BF House in Spain | OAB + ADI  


Architects: OAB + ADI
Location: Borriol, Castellón de la Plana, Spain
Design Team: Carlos Ferrater, Xavier Martí, Carlos Escura, Carlos Martín
Project Year: 2011
Photographs: Joan Guillamat


This home is on a plot of 3,000sqm with a height of 25m, in a Castellón neighborhood that is only 50% constructed.  Looking at the plot, we see that it reflectsits seventeenth century history, which is when overpopulation forced the cultivation of all types of terrain, including those that are very steep, through a system of small terraces with walls made of local rock.  The later abandonment allowed the growth of trees, mainly pine and carob.  Our position towards the plot was that of absolute respect, so the construction method should also respect the land, thus us opting for a prefabricated building system that is deposited on the land practically without touching it, without cutting down trees, and taking advantage of existing terrace/garden areas, which were rebuilt in the damaged areas, with the same stone and same technique.  Part of the house – garage and auxiliary areas – is buried, allowing us to re-introduce native vegetation on the natural terrain.  This also allows the plot to be accessedon the upper levelby forklift from a ramp that enters the garage located 13ml under the access level that communicates with both of the home’s levels.

All of this is hidden from view.  For construction, in trying to lessen the impact on the ground, we chose a metal structure fabricated in a workshop and transported to the site in large pieces that could be assembled on 3 metal, V-shaped pillars.  An existing stone terrace supports the back part of the structure.

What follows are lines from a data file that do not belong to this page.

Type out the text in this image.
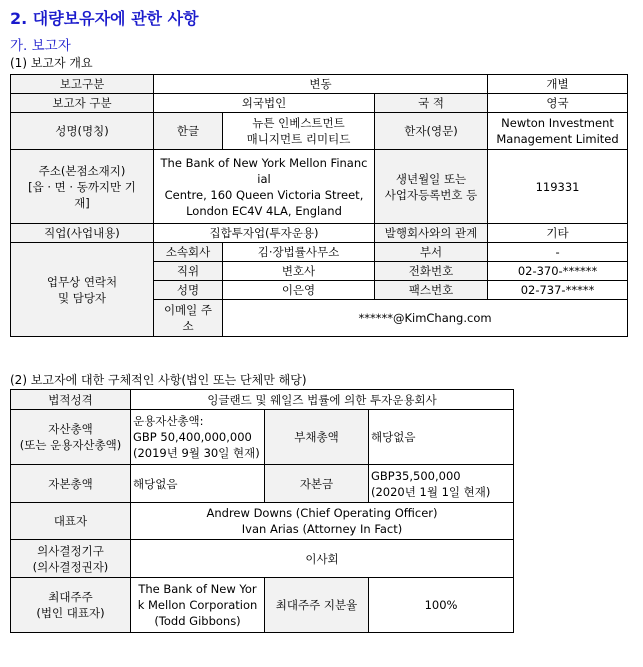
2. 대량보유자에 관한 사항
가. 보고자
(1) 보고자 개요
보고구분	변동			개별
보고자 구분	외국법인		국 적	영국
성명(명칭)	한글	뉴튼 인베스트먼트
매니지먼트 리미티드	한자(영문)	Newton Investment
Management Limited
주소(본점소재지)
[읍 · 면 · 동까지만 기
재]	The Bank of New York Mellon Financ
ial
Centre, 160 Queen Victoria Street,
London EC4V 4LA, England		생년월일 또는
사업자등록번호 등	119331
직업(사업내용)	집합투자업(투자운용)		발행회사와의 관계	기타
업무상 연락처
및 담당자	소속회사	김·장법률사무소	부서	-
	직위	변호사	전화번호	02-370-******
	성명	이은영	팩스번호	02-737-*****
	이메일 주
소	******@KimChang.com		
(2) 보고자에 대한 구체적인 사항(법인 또는 단체만 해당)
법적성격	잉글랜드 및 웨일즈 법률에 의한 투자운용회사		
자산총액
(또는 운용자산총액)	운용자산총액:
GBP 50,400,000,000
(2019년 9월 30일 현재)	부채총액	해당없음
자본총액	해당없음	자본금	GBP35,500,000
(2020년 1월 1일 현재)
대표자	Andrew Downs (Chief Operating Officer)
Ivan Arias (Attorney In Fact)		
의사결정기구
(의사결정권자)	이사회		
최대주주
(법인 대표자)	The Bank of New Yor
k Mellon Corporation
(Todd Gibbons)	최대주주 지분율	100%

This home looks as though suspended or in flight due to the dry construction materials used.  The façade, resulting in various layers, is finished on the outside with corrugated sheet metal, specially designed to prevent glare and heat, thanks to the shadows caused by the folds.  The great front opening is oriented towards magnificent views, and allows adequate sunlight in during the winter, but also protects from the sun in the summer.  The solar energy panels with heat pipe technology on the roof allow the home to guarantee that at almost any moment, there will always be hot water available for both domestic use and for under-floor heating. Air currents cross the patio, taking advantage of the different orientations, which permits reductions in air conditioning consumption, which, in any case, has been installed.